I don’t doubt that abuses occur. I have heard too many troubling anecdotes to think otherwise. But I have been around long enough that I ought to have encountered at least some shades of leftist indoctrination. Yet I haven’t.

It’s true that liberal professors predominate on college campuses. All my experience and all of the academic studies I’ve seen agree on that.

It’s also true that more educated people tend to be more liberal. For example, in the 10 best educated states, based on the percentage of adults who hold at least a bachelor’s degree, only two voted for a Republican presidential candidate in any of the last three presidential elections before 2016. That’s two states carried by Republicans in 30 tries.

In the 10 least educated states, only three Democrats won the presidential vote in those same three elections.

But it doesn’t necessarily mean that liberal professors create liberal college graduates. Studies suggest that professors do not indoctrinate their students and actually have little influence on their beliefs. Some professors have found, as I have, that on at least some cultural issues, students are already way more liberal than their teachers.

Evidence also suggests that academic life isn’t as hostile to conservatives as public opinion seems to have it. A self-identified conservative Republican found in a survey that only 7 percent of Republican faculty considered discrimination against those with “right-wing” views a serious problem on their campuses. Ninety-three percent said that if given a chance to do their careers over, they would still want to be college professors.

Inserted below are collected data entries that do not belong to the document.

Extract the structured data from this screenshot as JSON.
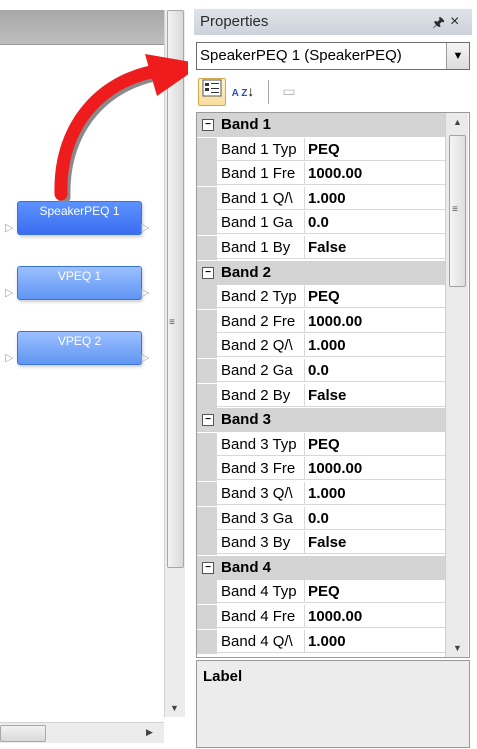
{
  "canvas": {
    "blocks": [
      {
        "label": "SpeakerPEQ 1",
        "selected": true
      },
      {
        "label": "VPEQ 1",
        "selected": false
      },
      {
        "label": "VPEQ 2",
        "selected": false
      }
    ]
  },
  "panel": {
    "title": "Properties",
    "pin_icon": "pin-icon",
    "close_icon": "close-icon",
    "object_selector": {
      "value": "SpeakerPEQ 1 (SpeakerPEQ)"
    },
    "toolbar": [
      {
        "icon": "categorized-icon",
        "active": true
      },
      {
        "icon": "alphabetical-sort-icon",
        "label": "A Z",
        "active": false
      },
      {
        "icon": "property-pages-icon",
        "active": false
      }
    ],
    "groups": [
      {
        "name": "Band 1",
        "rows": [
          {
            "name": "Band 1 Typ",
            "value": "PEQ"
          },
          {
            "name": "Band 1 Fre",
            "value": "1000.00"
          },
          {
            "name": "Band 1 Q/\\",
            "value": "1.000"
          },
          {
            "name": "Band 1 Ga",
            "value": "0.0"
          },
          {
            "name": "Band 1 By",
            "value": "False"
          }
        ]
      },
      {
        "name": "Band 2",
        "rows": [
          {
            "name": "Band 2 Typ",
            "value": "PEQ"
          },
          {
            "name": "Band 2 Fre",
            "value": "1000.00"
          },
          {
            "name": "Band 2 Q/\\",
            "value": "1.000"
          },
          {
            "name": "Band 2 Ga",
            "value": "0.0"
          },
          {
            "name": "Band 2 By",
            "value": "False"
          }
        ]
      },
      {
        "name": "Band 3",
        "rows": [
          {
            "name": "Band 3 Typ",
            "value": "PEQ"
          },
          {
            "name": "Band 3 Fre",
            "value": "1000.00"
          },
          {
            "name": "Band 3 Q/\\",
            "value": "1.000"
          },
          {
            "name": "Band 3 Ga",
            "value": "0.0"
          },
          {
            "name": "Band 3 By",
            "value": "False"
          }
        ]
      },
      {
        "name": "Band 4",
        "rows": [
          {
            "name": "Band 4 Typ",
            "value": "PEQ"
          },
          {
            "name": "Band 4 Fre",
            "value": "1000.00"
          },
          {
            "name": "Band 4 Q/\\",
            "value": "1.000"
          }
        ]
      }
    ],
    "description": {
      "title": "Label"
    }
  },
  "colors": {
    "arrow": "#ee1c1c",
    "block_selected": "#3a6df0",
    "block_normal": "#6b9cf3",
    "category_bg": "#d4d4d4"
  }
}
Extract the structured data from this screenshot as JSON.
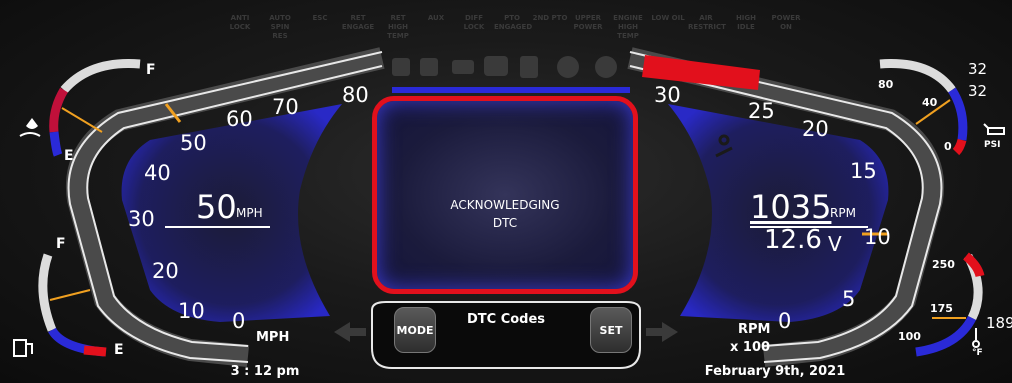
{
  "warning_labels": [
    "ANTI LOCK",
    "AUTO SPIN RES",
    "ESC",
    "RET ENGAGE",
    "RET HIGH TEMP",
    "AUX",
    "DIFF LOCK",
    "PTO ENGAGED",
    "2ND PTO",
    "UPPER POWER",
    "ENGINE HIGH TEMP",
    "LOW OIL",
    "AIR RESTRICT",
    "HIGH IDLE",
    "POWER ON"
  ],
  "speedometer": {
    "ticks": [
      "80",
      "70",
      "60",
      "50",
      "40",
      "30",
      "20",
      "10",
      "0"
    ],
    "unit": "MPH",
    "value": "50",
    "value_unit": "MPH",
    "current_value": 50
  },
  "tachometer": {
    "ticks": [
      "30",
      "25",
      "20",
      "15",
      "10",
      "5",
      "0"
    ],
    "unit": "RPM",
    "multiplier": "x 100",
    "rpm_value": "1035",
    "rpm_unit": "RPM",
    "voltage_value": "12.6",
    "voltage_unit": "V",
    "current_value": 10.35
  },
  "center_screen": {
    "message_line1": "ACKNOWLEDGING",
    "message_line2": "DTC"
  },
  "menu": {
    "title": "DTC Codes",
    "mode_label": "MODE",
    "set_label": "SET"
  },
  "fuel_gauge": {
    "full_label": "F",
    "empty_label": "E",
    "level": 0.55
  },
  "def_gauge": {
    "full_label": "F",
    "empty_label": "E",
    "level": 0.6
  },
  "oil_pressure_gauge": {
    "high_label": "80",
    "mid_label": "40",
    "low_label": "0",
    "unit": "PSI",
    "reading": "32",
    "reading_echo": "32"
  },
  "coolant_temp_gauge": {
    "high_label": "250",
    "mid_label": "175",
    "low_label": "100",
    "unit": "°F",
    "reading": "189"
  },
  "time": "3 : 12 pm",
  "date": "February 9th, 2021",
  "colors": {
    "accent_blue": "#2a2ad8",
    "alert_red": "#e2101c",
    "needle_orange": "#f0a020"
  }
}
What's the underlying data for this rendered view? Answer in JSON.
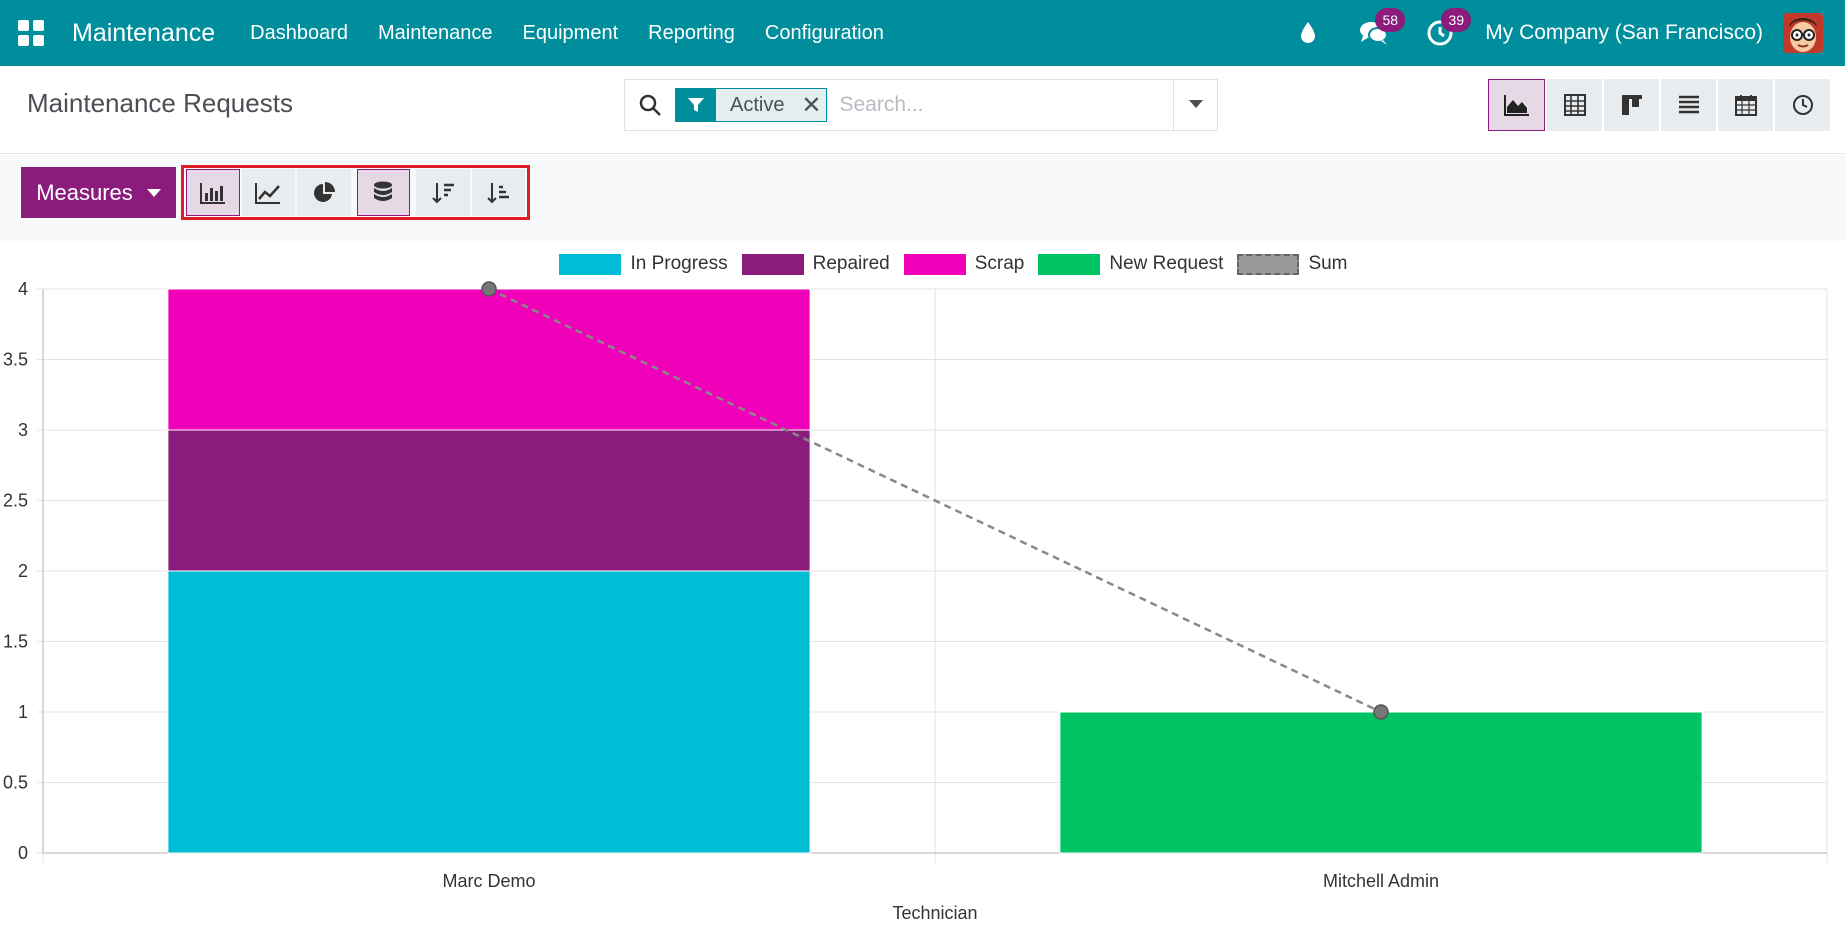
{
  "navbar": {
    "brand": "Maintenance",
    "menu": [
      "Dashboard",
      "Maintenance",
      "Equipment",
      "Reporting",
      "Configuration"
    ],
    "messages_count": "58",
    "activities_count": "39",
    "company": "My Company (San Francisco)",
    "bg_color": "#018e9c"
  },
  "control_panel": {
    "title": "Maintenance Requests",
    "search": {
      "facet_value": "Active",
      "placeholder": "Search..."
    },
    "views": [
      "graph-icon",
      "pivot-icon",
      "kanban-icon",
      "list-icon",
      "calendar-icon",
      "activity-icon"
    ],
    "active_view": "graph"
  },
  "toolbar": {
    "measures_label": "Measures",
    "modes": [
      "bar-chart-icon",
      "line-chart-icon",
      "pie-chart-icon",
      "stacked-icon",
      "sort-descending-icon",
      "sort-ascending-icon"
    ],
    "active_mode": "bar",
    "stacked": true,
    "accent_color": "#8b1b7d"
  },
  "chart_data": {
    "type": "bar",
    "stacked": true,
    "categories": [
      "Marc Demo",
      "Mitchell Admin"
    ],
    "series": [
      {
        "name": "In Progress",
        "values": [
          2,
          0
        ],
        "color": "#00bcd4"
      },
      {
        "name": "Repaired",
        "values": [
          1,
          0
        ],
        "color": "#8b1b7d"
      },
      {
        "name": "Scrap",
        "values": [
          1,
          0
        ],
        "color": "#f000b8"
      },
      {
        "name": "New Request",
        "values": [
          0,
          1
        ],
        "color": "#00c364"
      }
    ],
    "line_series": {
      "name": "Sum",
      "values": [
        4,
        1
      ],
      "color": "#888888",
      "style": "dashed"
    },
    "xlabel": "Technician",
    "ylabel": "",
    "ylim": [
      0,
      4
    ],
    "yticks": [
      "0",
      "0.5",
      "1",
      "1.5",
      "2",
      "2.5",
      "3",
      "3.5",
      "4"
    ],
    "grid": true,
    "legend_position": "top-center"
  }
}
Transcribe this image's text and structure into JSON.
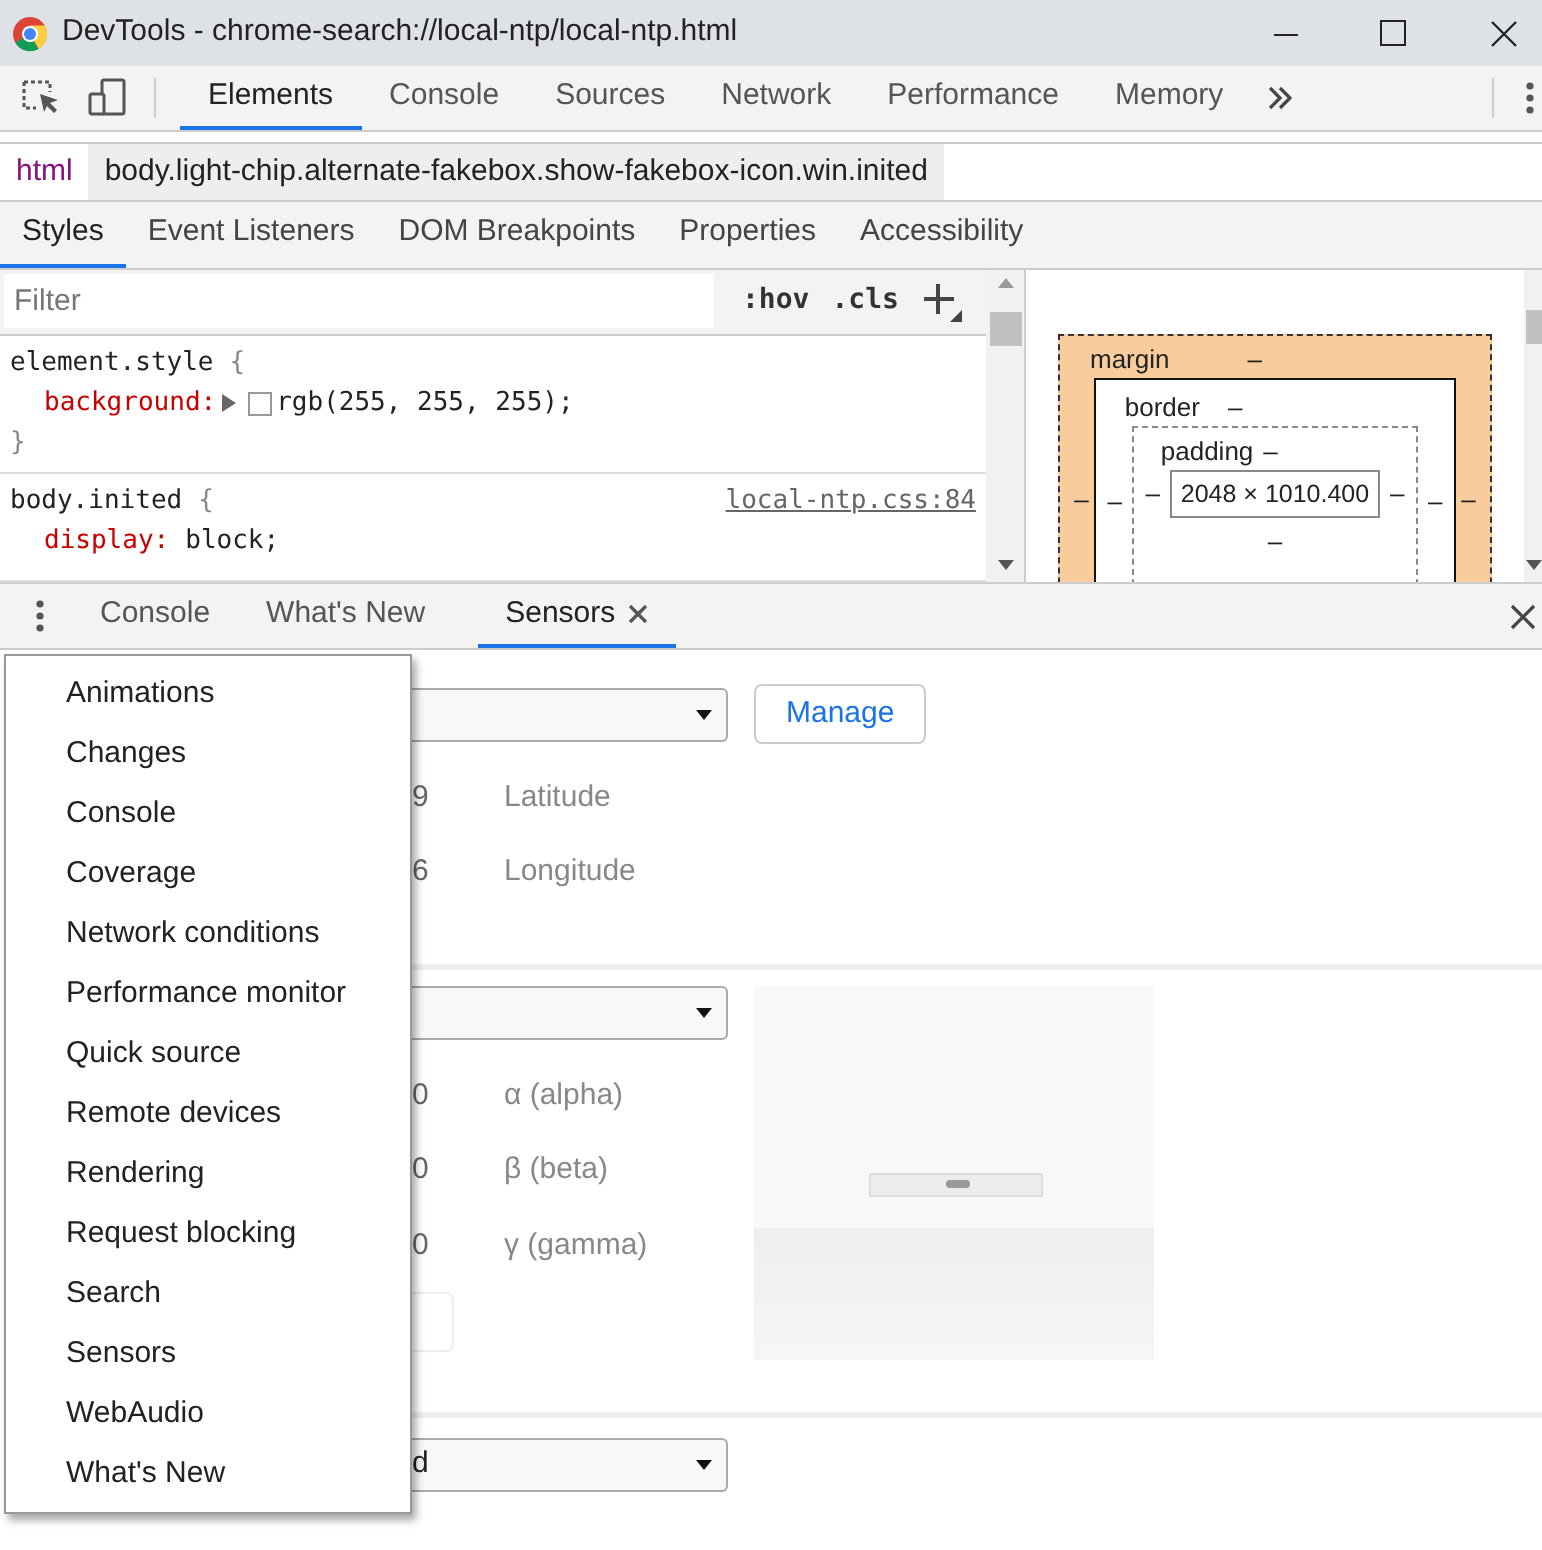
{
  "window": {
    "title": "DevTools - chrome-search://local-ntp/local-ntp.html"
  },
  "toolbar": {
    "tabs": [
      {
        "label": "Elements",
        "selected": true
      },
      {
        "label": "Console",
        "selected": false
      },
      {
        "label": "Sources",
        "selected": false
      },
      {
        "label": "Network",
        "selected": false
      },
      {
        "label": "Performance",
        "selected": false
      },
      {
        "label": "Memory",
        "selected": false
      }
    ]
  },
  "breadcrumbs": [
    {
      "text": "html",
      "selected": false
    },
    {
      "text": "body.light-chip.alternate-fakebox.show-fakebox-icon.win.inited",
      "selected": true
    }
  ],
  "subtabs": [
    {
      "label": "Styles",
      "selected": true
    },
    {
      "label": "Event Listeners",
      "selected": false
    },
    {
      "label": "DOM Breakpoints",
      "selected": false
    },
    {
      "label": "Properties",
      "selected": false
    },
    {
      "label": "Accessibility",
      "selected": false
    }
  ],
  "styles": {
    "filter": {
      "placeholder": "Filter"
    },
    "hov": ":hov",
    "cls": ".cls",
    "rules": [
      {
        "selector": "element.style",
        "open": "{",
        "close": "}",
        "properties": [
          {
            "name": "background:",
            "value": "rgb(255, 255, 255);",
            "kind": "color",
            "color": "#ffffff"
          }
        ]
      },
      {
        "selector": "body.inited",
        "open": "{",
        "source": "local-ntp.css:84",
        "properties": [
          {
            "name": "display:",
            "value": "block;",
            "kind": "plain"
          }
        ]
      }
    ]
  },
  "box_model": {
    "margin": {
      "label": "margin",
      "top": "–",
      "left": "–",
      "right": "–"
    },
    "border": {
      "label": "border",
      "top": "–",
      "left": "–",
      "right": "–"
    },
    "padding": {
      "label": "padding",
      "top": "–",
      "left": "–",
      "right": "–",
      "bottom": "–"
    },
    "content": "2048 × 1010.400"
  },
  "drawer": {
    "tabs": [
      {
        "label": "Console",
        "selected": false,
        "closable": false
      },
      {
        "label": "What's New",
        "selected": false,
        "closable": false
      },
      {
        "label": "Sensors",
        "selected": true,
        "closable": true
      }
    ],
    "menu": {
      "items": [
        "Animations",
        "Changes",
        "Console",
        "Coverage",
        "Network conditions",
        "Performance monitor",
        "Quick source",
        "Remote devices",
        "Rendering",
        "Request blocking",
        "Search",
        "Sensors",
        "WebAudio",
        "What's New"
      ]
    },
    "sensors": {
      "location": {
        "manage": "Manage",
        "fields": [
          {
            "value": "9",
            "label": "Latitude"
          },
          {
            "value": "6",
            "label": "Longitude"
          }
        ]
      },
      "orientation": {
        "fields": [
          {
            "value": "0",
            "label": "α (alpha)"
          },
          {
            "value": "0",
            "label": "β (beta)"
          },
          {
            "value": "0",
            "label": "γ (gamma)"
          }
        ]
      },
      "touch": {
        "select_value": "d"
      }
    }
  }
}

So Adams may be an outlier. Typically, he took shots at the University of Montana after controversy arose over his speech there. He said that UM “has never been a selective university with a stellar reputation,” and he accused Larry Abramson, dean of UM’s School of Journalism, of “smug academic hypocrisy.”

It’s true that Abramson didn’t present his case against Adams very well. You may also be sympathetic to many of the views Adams expressed in the columns I cited. No doubt he has taken some helpful stands on behalf of the First Amendment, and he apparently is a popular instructor.

But while his high-handed, antagonistic style brings many words to mind, “distinguished” is not one of them.